Parallel Programming week two notes

2016-10-18

Basic Task Parallel Algorithms

Week two lecture notes about Parallel Programming on Coursera.

Data Operation in Parallel

Processing elements of collections in parallel is one of the main applications of parallelism today.

We will focus on three operations: map ,fold, scan, will see how these opertion can be implemented in parallel.
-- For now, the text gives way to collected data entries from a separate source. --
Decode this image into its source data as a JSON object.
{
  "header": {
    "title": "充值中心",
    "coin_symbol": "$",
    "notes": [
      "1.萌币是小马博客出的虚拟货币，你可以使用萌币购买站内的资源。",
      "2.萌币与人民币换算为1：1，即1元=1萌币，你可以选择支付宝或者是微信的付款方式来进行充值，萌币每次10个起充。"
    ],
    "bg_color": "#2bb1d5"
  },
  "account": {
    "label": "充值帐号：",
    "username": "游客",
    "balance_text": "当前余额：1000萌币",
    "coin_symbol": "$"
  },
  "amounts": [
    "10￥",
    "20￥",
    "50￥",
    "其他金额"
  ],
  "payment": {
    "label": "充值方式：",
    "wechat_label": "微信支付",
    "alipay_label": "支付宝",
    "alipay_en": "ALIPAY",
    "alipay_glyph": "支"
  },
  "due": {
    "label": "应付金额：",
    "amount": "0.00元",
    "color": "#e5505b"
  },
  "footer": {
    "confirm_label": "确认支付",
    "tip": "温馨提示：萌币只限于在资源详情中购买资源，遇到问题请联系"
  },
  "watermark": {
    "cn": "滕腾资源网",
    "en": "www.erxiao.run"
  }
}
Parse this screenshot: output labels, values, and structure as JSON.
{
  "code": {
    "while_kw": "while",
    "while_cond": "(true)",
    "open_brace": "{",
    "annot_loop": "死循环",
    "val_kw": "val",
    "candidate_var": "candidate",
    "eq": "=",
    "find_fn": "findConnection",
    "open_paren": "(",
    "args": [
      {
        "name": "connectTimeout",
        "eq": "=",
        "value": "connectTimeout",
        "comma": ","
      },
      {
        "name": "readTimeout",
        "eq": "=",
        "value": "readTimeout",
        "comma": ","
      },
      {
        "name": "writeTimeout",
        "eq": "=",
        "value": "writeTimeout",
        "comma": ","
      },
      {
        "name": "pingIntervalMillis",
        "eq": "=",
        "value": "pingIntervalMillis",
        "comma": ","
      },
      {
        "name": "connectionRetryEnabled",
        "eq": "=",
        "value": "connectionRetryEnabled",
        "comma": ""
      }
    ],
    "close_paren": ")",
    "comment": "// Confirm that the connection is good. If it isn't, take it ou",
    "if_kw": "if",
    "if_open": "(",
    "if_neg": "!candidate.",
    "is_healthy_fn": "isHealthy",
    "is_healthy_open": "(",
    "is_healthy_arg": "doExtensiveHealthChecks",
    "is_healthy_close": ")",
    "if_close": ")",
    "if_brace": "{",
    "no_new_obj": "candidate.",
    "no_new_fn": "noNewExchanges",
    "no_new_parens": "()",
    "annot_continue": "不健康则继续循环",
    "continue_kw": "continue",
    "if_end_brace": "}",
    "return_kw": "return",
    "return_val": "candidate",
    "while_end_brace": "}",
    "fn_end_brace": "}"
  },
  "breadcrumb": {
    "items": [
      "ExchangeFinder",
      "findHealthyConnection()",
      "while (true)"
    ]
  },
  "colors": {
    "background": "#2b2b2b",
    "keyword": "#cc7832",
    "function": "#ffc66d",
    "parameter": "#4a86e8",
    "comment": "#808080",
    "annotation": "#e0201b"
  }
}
In the same time, we will focus on two data structures which are efficient to use in parallel (both it terms of split and combine) : array and trees.

Parallelism and collections

To achieve parallelism, collections and operations have to hold the following properties:

  • properties of collections : ability to split, combine
  • properties of opertions : associativity, independence

Our goal is implement map, reduce, and scan in parallel, let’s see how can we acheive.

Parallel Mapping

Map applies a given function to each list element:

List(a1, a2, ..., an).map(f) == List(f(a1), f(a2), ..., f(an))

and has the following properties:

  • list.map(x => x) == list

  • list.map(f.compose(g)) == list.map(g).map(f) where (f.compose(g))(x) = f(g(x))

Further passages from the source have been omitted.